0

Given word and a vocabulary I would like to find all entries in the vocabulary with the longest common prefix.

Here are some examples:

> vocabulary = {"english", "englishx", "english-indian", "enya", "spanish"}
> prefix, words = find_by_longest_prefix(vocabulary, "englishy")
english: ['englishx', 'english', 'english-indian']
> prefix, words = find_by_longest_prefix(vocabulary, "entomology")
en: ['enya', 'englishx', 'english', 'english-indian']
> prefix, words = find_by_longest_prefix(vocabulary, "spania
spani: ['spanish']

Imagine now you have to call this method multiple times for different input words but same vocabulary. My naive implementation finds matching words in O(n) time (n is lenght of input word), but takes a lot of memory: O(n*m), where n is the size of vocabulary and m is the length of the longest word in the vocabulary.

from collections import defaultdict


def build_words_by_prefix(vocabulary):
    words_by_prefix = defaultdict(list)
    for word in vocabulary:
        for i in range(1, len(word) + 1):
            prefix = word[:i]
            words_by_prefix[prefix].append(word)
    return words_by_prefix


def find_by_longest_prefix(vocabulary, word):
    words_by_prefix = build_words_by_prefix(vocabulary)
    for i in range(len(word)+1, 1, -1):
        prefix = word[:i]
        words = words_by_prefix.get(prefix, False)
        if words:
            return prefix, words
    return False

I'm looking for a solution that is both memory and time efficient. I've heard about tries for more efficient storing of prefixes but I wonder how can I use them here?

dzieciou
  • 4,049
  • 8
  • 41
  • 85
  • 4
    You could use a tree structure called "trie" to represent the vocabulary. See [How to create a trie in Python](https://stackoverflow.com/questions/11015320/how-to-create-a-trie-in-python) – Błotosmętek May 15 '20 at 09:12
  • Many thanks to @Asocia for the discussion. I've added some additional information to the question. – dzieciou May 15 '20 at 10:44
  • 2
    you should probably just put the words in a sorted list and do a binary search. It'll be faster and more compact than walking a trie in python. – Matt Timmermans May 15 '20 at 11:59
  • @MattTimmermans Good point. Looks like this can be implemented using bisect python built-in: https://stackoverflow.com/questions/7380629/perform-a-binary-search-for-a-string-prefix-in-python – dzieciou May 15 '20 at 15:13

1 Answers1

1

Your approach will give relatively fast solutions. Without changing your data structure you could still speed it up (on average) by replacing the reversed loop by a binary search. On average this will result in fewer lookups.

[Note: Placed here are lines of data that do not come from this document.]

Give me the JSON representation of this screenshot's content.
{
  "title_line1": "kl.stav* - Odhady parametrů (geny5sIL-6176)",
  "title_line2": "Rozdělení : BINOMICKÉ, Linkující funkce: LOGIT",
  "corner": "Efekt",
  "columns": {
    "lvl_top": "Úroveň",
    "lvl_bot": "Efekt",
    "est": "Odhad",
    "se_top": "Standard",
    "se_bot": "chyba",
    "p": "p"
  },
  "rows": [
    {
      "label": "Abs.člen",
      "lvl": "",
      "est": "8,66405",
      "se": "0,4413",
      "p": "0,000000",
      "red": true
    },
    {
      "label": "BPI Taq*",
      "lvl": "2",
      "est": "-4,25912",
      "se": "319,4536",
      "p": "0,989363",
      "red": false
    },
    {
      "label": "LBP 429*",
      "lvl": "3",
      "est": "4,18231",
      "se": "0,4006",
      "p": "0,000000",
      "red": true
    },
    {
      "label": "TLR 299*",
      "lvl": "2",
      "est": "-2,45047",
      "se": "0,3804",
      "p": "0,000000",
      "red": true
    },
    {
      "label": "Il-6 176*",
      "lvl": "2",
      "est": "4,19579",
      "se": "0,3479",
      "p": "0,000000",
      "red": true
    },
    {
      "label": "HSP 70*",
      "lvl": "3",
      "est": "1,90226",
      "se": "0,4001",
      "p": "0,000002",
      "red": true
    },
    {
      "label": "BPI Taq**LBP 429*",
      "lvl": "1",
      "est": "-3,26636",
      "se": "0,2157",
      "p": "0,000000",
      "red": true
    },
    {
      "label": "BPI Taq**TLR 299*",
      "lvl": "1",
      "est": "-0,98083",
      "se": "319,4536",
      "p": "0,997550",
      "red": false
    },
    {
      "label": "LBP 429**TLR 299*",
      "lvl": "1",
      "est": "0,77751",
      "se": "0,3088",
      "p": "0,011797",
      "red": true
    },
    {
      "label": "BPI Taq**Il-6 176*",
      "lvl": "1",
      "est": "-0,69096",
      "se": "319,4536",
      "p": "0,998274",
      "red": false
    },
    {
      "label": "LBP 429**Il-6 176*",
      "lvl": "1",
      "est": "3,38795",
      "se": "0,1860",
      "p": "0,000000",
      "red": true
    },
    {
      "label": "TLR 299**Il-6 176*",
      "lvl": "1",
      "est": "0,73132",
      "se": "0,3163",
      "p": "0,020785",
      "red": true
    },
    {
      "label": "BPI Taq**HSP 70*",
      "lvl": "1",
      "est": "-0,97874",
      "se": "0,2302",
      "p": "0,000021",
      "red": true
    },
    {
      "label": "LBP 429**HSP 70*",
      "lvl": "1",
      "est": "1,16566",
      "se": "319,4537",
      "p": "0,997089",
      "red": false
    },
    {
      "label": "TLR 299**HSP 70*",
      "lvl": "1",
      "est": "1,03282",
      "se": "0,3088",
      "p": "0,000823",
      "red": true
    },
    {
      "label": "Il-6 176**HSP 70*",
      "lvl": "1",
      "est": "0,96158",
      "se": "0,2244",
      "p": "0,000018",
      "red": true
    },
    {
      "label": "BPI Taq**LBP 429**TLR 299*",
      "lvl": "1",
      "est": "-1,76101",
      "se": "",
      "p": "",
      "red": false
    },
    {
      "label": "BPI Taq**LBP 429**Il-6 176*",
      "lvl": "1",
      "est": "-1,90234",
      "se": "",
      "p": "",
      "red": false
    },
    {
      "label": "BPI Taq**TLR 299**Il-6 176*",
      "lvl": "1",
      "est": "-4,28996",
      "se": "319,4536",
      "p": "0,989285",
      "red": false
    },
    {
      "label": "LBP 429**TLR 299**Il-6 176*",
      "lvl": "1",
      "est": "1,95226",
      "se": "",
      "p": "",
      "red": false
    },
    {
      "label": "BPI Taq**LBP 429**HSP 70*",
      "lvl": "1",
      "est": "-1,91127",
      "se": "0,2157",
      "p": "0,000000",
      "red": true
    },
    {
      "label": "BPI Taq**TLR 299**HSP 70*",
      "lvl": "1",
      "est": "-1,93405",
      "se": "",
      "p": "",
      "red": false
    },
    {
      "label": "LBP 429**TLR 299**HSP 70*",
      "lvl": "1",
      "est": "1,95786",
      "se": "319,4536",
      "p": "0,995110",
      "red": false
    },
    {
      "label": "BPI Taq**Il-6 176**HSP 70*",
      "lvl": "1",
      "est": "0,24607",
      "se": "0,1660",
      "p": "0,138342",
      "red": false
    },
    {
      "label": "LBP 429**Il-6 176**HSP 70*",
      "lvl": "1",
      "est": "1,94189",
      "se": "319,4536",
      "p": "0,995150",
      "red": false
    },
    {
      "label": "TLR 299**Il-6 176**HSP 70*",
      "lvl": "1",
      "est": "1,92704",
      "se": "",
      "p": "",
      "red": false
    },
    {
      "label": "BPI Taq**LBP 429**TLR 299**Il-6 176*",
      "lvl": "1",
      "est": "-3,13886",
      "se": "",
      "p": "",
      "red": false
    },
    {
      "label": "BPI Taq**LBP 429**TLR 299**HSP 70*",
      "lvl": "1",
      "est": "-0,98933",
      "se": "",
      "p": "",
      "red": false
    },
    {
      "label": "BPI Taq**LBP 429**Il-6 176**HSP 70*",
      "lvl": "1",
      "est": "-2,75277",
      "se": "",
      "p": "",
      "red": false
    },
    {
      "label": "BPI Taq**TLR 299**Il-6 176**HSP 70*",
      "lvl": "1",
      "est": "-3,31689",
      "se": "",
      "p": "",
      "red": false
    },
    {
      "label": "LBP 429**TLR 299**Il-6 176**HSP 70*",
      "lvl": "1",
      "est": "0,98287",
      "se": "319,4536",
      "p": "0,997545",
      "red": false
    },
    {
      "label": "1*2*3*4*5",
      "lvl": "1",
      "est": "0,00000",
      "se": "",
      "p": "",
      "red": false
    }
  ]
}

If however you need to reduce the memory consumption, you could make a trie, i.e. where you don't store the prefixes as keys, but single characters. Nested nodes have the letters as keys that come at the next position, ...etc. The node that comes after the last character of a valid word, will have a boolean property set to True. It still could have nested nodes, in case the word has valid extensions too.

I suggest here a Trie implementation that uses more memory than described above, but avoids building a word from single characters at each lookup. The boolean in this trie variant is replaced by the actual word.

class Trie(dict):
    word = ""

    def add(self, *words):
        for word in words:
            node = self
            for ch in word:
                if ch not in node:
                    node[ch] = Trie()
                node = node[ch]
            node.word = word

    def words(self):
        if self.word:
            yield self.word
        for ch in self:
            yield from self[ch].words()

    def longestprefix(self, word):
        node = self
        prefix = word
        for i, ch in enumerate(word):
            if ch not in node:
                prefix = word[:i]
                break
            node = node[ch]
        return (prefix, list(node.words()))

trie = Trie()
trie.add("english", "englishx", "english-indian", "enya", "spanish")
print(trie.longestprefix("englishy"))
print(trie.longestprefix("entomology"))
print(trie.longestprefix("spania"))
trincot
  • 317,000
  • 35
  • 244
  • 286